Specializing in colorful, water-conserving gardens

Compost: Feed Your Veggies and They’ll Feed You

Spring 2013
Spring 2013

One of the best ways to bring edibles to life is to work nearly dead material into the soil.

Indeed, decomposing matter, in the form of compost, is truly a wonder product. It adds nutrients, activates beneficial soil microorganisms, improves tilth and drainage, and boosts the vitality of your crops.

What’s more, you can make your own.

Getting Started

A simple setup consists of one or two bins measuring 3 feet wide, 3 feet deep and 3 feet tall. Store-bought kits are typically brown or black recycled plastic. Or you can build your own from four posts, enough broad slats or chicken wire to enclose the sides and a tarp to cover the top. Slits between the slats should be wide enough for air flow, but narrow enough to keep out rodents and inquisitive pets.

Where to site your bins is open to debate. Our two “cook” faster in the sun, although shade doesn’t bring the process to a screeching halt. Convenience is probably more important, as is a nearby faucet. You’ll need to water your pile regularly to keep the decomposition going.

Ingredients

The beauty of home-made compost is that the ingredients should already be on hand.

Indoors, collect fruit and vegetable scraps, coffee grounds and leftover grains, including stale bread, rice and pasta.

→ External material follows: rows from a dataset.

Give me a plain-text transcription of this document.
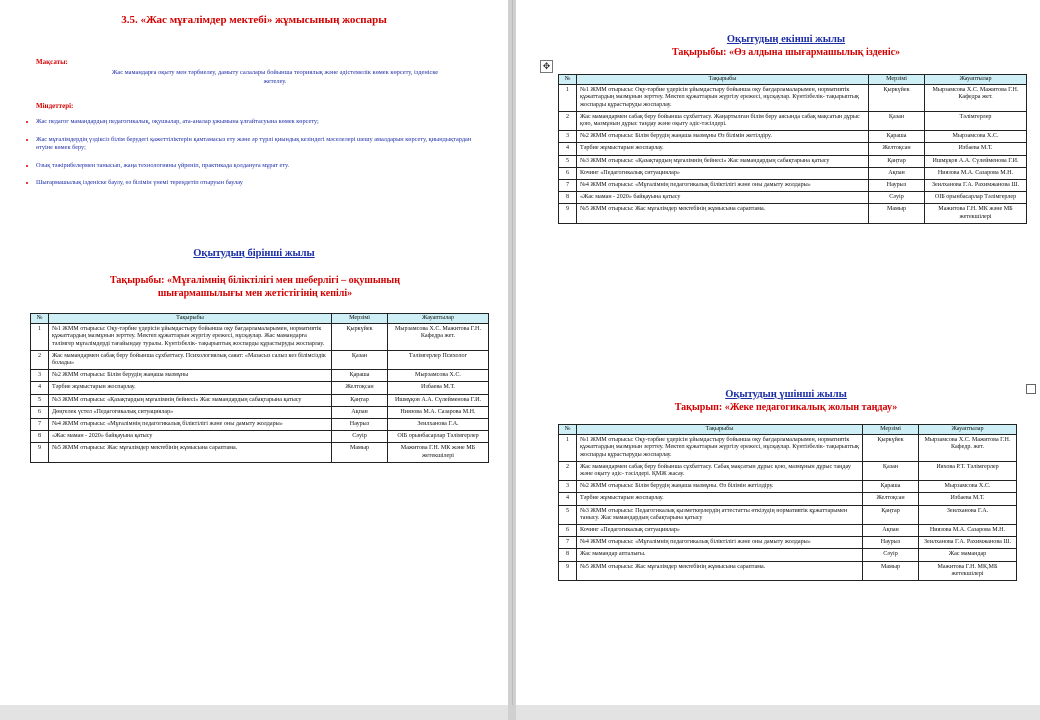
3.5. «Жас мұғалімдер мектебі» жұмысының жоспары
Мақсаты:
Жас мамандарға оқыту мен тәрбиелеу, дамыту салалары бойынша теориялық және әдістемелік көмек көрсету, ізденіске жетелеу.
Міндеттері:
• Жас педагог мамандардың педагогикалық, оқушылар, ата-аналар ұжымына ұлғайтасуына көмек көрсету;
• Жас мұғалімдердің үздіксіз білім берудегі қажеттіліктерін қамтамасыз ету және әр түрлі қиындық кезіндегі мәселелері шешу амалдарын көрсету, қиындықтардан өтуіне көмек беру;
• Озық тәжірибелермен танысып, жаңа технологияны үйреніп, практикада қолдануға мұрат ету.
• Шығармашылық ізденіске баулу, өз білімін үнемі тереңдетіп отыруын баулау
Оқытудың бірінші жылы
Тақырыбы: «Мұғалімнің біліктілігі мен шеберлігі – оқушының шығармашылығы мен жетістігінің кепілі»
№	Тақырыбы	Мерзімі	Жауаптылар
1	№1 ЖММ отырысы: Оқу-тәрбие үдерісін ұйымдастыру бойынша оқу бағдарламаларымен, нормативтік құжаттардың мазмұнын зерттеу. Мектеп құжаттарын жүргізу ережесі, нұсқаулар. Жас мамандарға тәлімгер мұғалімдерді тағайындау туралы. Күнтізбелік- тақырыптық жоспарды құрастыруды жоспарлау.	Қыркүйек	Мырзамсова Х.С. Мажитова Г.Н. Кафедра жет.
2	Жас мамандармен сабақ беру бойынша сұхбаттасу. Психологиялық саяат: «Мазасыз салыз кез білімсіздік болады»	Қазан	Тәлімгерлер Психолог
3	№2 ЖММ отырысы: Білім берудің жаңаша мазмұны	Қараша	Мырзамсова Х.С.
4	Тәрбие жұмыстарын жоспарлау.	Желтоқсан	Избаева М.Т.
5	№3 ЖММ отырысы: «Қазақтардың мұғалімнің бейнесі» Жас мамандардың сабақтарына қатысу	Қаңтар	Ишмұқов А.А. Сүлейменова Г.И.
6	Дөңгелек үстел «Педагогикалық ситуациялар»	Ақпан	Ниязова М.А. Сазарова М.Н.
7	№4 ЖММ отырысы: «Мұғалімнің педагогикалық біліктілігі және оны дамыту жолдары»	Наурыз	Зеилханова Г.А.
8	«Жас маман - 2020» байқауына қатысу	Сәуір	ОІБ орынбасарлар Тәлімгерлер
9	№5 ЖММ отырысы: Жас мұғалімдер мектебінің жұмысына сараптама.	Мамыр	Мажитова Г.Н. МК және МБ жетекшілері
Оқытудың екінші жылы
Тақырыбы: «Өз алдына шығармашылық ізденіс»
№	Тақырыбы	Мерзімі	Жауаптылар
1	№1 ЖММ отырысы: Оқу-тәрбие үдерісін ұйымдастыру бойынша оқу бағдарламаларымен, нормативтік құжаттардың мазмұнын зерттеу. Мектеп құжаттарын жүргізу ережесі, нұсқаулар. Күнтізбелік- тақырыптық жоспарды құрастыруды жоспарлау.	Қыркүйек	Мырзамсова Х.С. Мажитова Г.Н. Кафедра жет.
2	Жас мамандармен сабақ беру бойынша сұхбаттасу. Жаңартылған білім беру аясында сабақ мақсатын дұрыс қою, мазмұнын дұрыс таңдау және оқыту әдіс-тәсілдері.	Қазан	Тәлімгерлер
3	№2 ЖММ отырысы: Білім берудің жаңаша мазмұны Өз білімін жетілдіру.	Қараша	Мырзамсова Х.С.
4	Тәрбие жұмыстарын жоспарлау.	Желтоқсан	Избаева М.Т.
5	№3 ЖММ отырысы: «Қазақтардың мұғалімнің бейнесі» Жас мамандардың сабақтарына қатысу	Қаңтар	Ишмұқов А.А. Сүлейменова Г.И.
6	Кочинг «Педагогикалық ситуациялар»	Ақпан	Ниязова М.А. Сазарова М.Н.
7	№4 ЖММ отырысы: «Мұғалімнің педагогикалық біліктілігі және оны дамыту жолдары»	Наурыз	Зеилханова Г.А. Рахимжанова Ш.
8	«Жас маман - 2020» байқауына қатысу	Сәуір	ОІБ орынбасарлар Тәлімгерлер
9	№5 ЖММ отырысы: Жас мұғалімдер мектебінің жұмысына сараптама.	Мамыр	Мажитова Г.Н. МК және МБ жетекшілері
Оқытудың үшінші жылы
Тақырып: «Жеке педагогикалық жолын таңдау»
№	Тақырыбы	Мерзімі	Жауаптылар
1	№1 ЖММ отырысы: Оқу-тәрбие үдерісін ұйымдастыру бойынша оқу бағдарламаларымен, нормативтік құжаттардың мазмұнын зерттеу. Мектеп құжаттарын жүргізу ережесі, нұсқаулар. Күнтізбелік- тақырыптық жоспарды құрастыруды жоспарлау.	Қыркүйек	Мырзамсова Х.С. Мажитова Г.Н. Кафедр. жет.
2	Жас мамандармен сабақ беру бойынша сұхбаттасу. Сабақ мақсатын дұрыс қою, мазмұнын дұрыс таңдау және оқыту әдіс- тәсілдері. ҚМЖ жасау.	Қазан	Ияхова Р.Т. Тәлімгерлер
3	№2 ЖММ отырысы: Білім берудің жаңаша мазмұны. Өз білімін жетілдіру.	Қараша	Мырзамсова Х.С.
4	Тәрбие жұмыстарын жоспарлау.	Желтоқсан	Избаева М.Т.
5	№3 ЖММ отырысы: Педагогикалық қызметкерлердің аттестатты өткізудің нормативтік құжаттарымен танысу. Жас мамандардың сабақтарына қатысу	Қаңтар	Зеилханова Г.А.
6	Кочинг «Педагогикалық ситуациялар»	Ақпан	Ниязова М.А. Сазарова М.Н.
7	№4 ЖММ отырысы: «Мұғалімнің педагогикалық біліктілігі және оны дамыту жолдары»	Наурыз	Зеилханова Г.А. Рахимжанова Ш.
8	Жас мамандар апталығы.	Сәуір	Жас мамандар
9	№5 ЖММ отырысы: Жас мұғалімдер мектебінің жұмысына сараптама.	Мамыр	Мажитова Г.Н. МК,МБ жетекшілері
✥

Do not use meat, fat or dairy products. Home compost piles don’t get hot enough to kill pathogens that can contaminate the batch.

Outdoors, gather leaves, lawn clippings, yard trimmings and leftover potting soil. Don’t compost weeds bearing seeds or any potentially diseased material, such as spent tomato plants. Toss those into your green waste: commercial composters generate enough heat to kill contaminants.

You can also collect kelp. Harvesting seaweed in the water requires a sport fishing license and is limited to 10 pounds per day. But any that’s washed up on the sand is fair game. Just don’t do so right after a storm, when upstream pollutants may have washed into the shore water.

Whatever the material, chop, cut or break it into pieces an inch thick or smaller, to hasten decomposition. Throw a three-inch limb onto the pile and it may take years to break down.

The Mix

An ideal mix is three parts brown (carbon) to two parts green (nitrogen).

Brown waste is literally brown or tan, such as dried leaves, twigs and stale bread. Green waste includes fresh leaves, lawn clippings and produce scraps.

You’ll make the quickest compost by filling the entire bin at once. Layer the materials: a few inches of green, followed by a few inches of brown, and so on. Wet each layer as you go. Moist — but not sopping wet — piles decompose faster than those that are bone dry.

Cover the pile. It should begin to kick off heat within a few days, indicating microbes at work. If not, mix in more green material. Or if the pile smells like ammonia or any grass clippings appear slimy, mix in some carbon instead.

Dampen and turn your pile once a week. The components should start to break down in several months, then turn rich brown. Once the mix smells fresh and crumbles through your fingers, it’s ready to go into the garden. Sift out any larger chunks that haven’t decomposed and save them for your next batch.

An Alternative

Adding all the ingredients at once doesn’t account for ongoing contributions.

That’s why a second bin is handy. I save food scraps in a tight-fitting container on my kitchen counter, then add them to my first bin once a week, along with yard trimmings. Every few weeks, I water the pile and turn it. There’s little heat, but the material does ever so slowly degrade.

When the contents finally reach the top, I dig out a few shovelfuls of the most decomposed material, spread it on the empty bottom of bin #2, then begin my bit-by-bit process again. In the meantime, I occasionally water and turn bin #1. The compost is usually ready in 6 months to a year, which conveniently is just about the time that bin #2 is full.

Worm Composting

This is for folks who generate some kitchen waste, but little yard waste. The worms thrive on table scraps and produce worm castings — worm poop — which are a surprisingly wonderful soil amendment.

You’ll need a worm bin, special red worms that thrive in close quarters and a spot where the temperature stays between 55 and 75 degrees. Provide nesting material, such as leaf mold, shredded newsprint and a few handfuls of soil. Add scraps slowly at the outset, to give the worms time to build up their numbers. As with outdoor bins, avoid meat, bones or dairy products.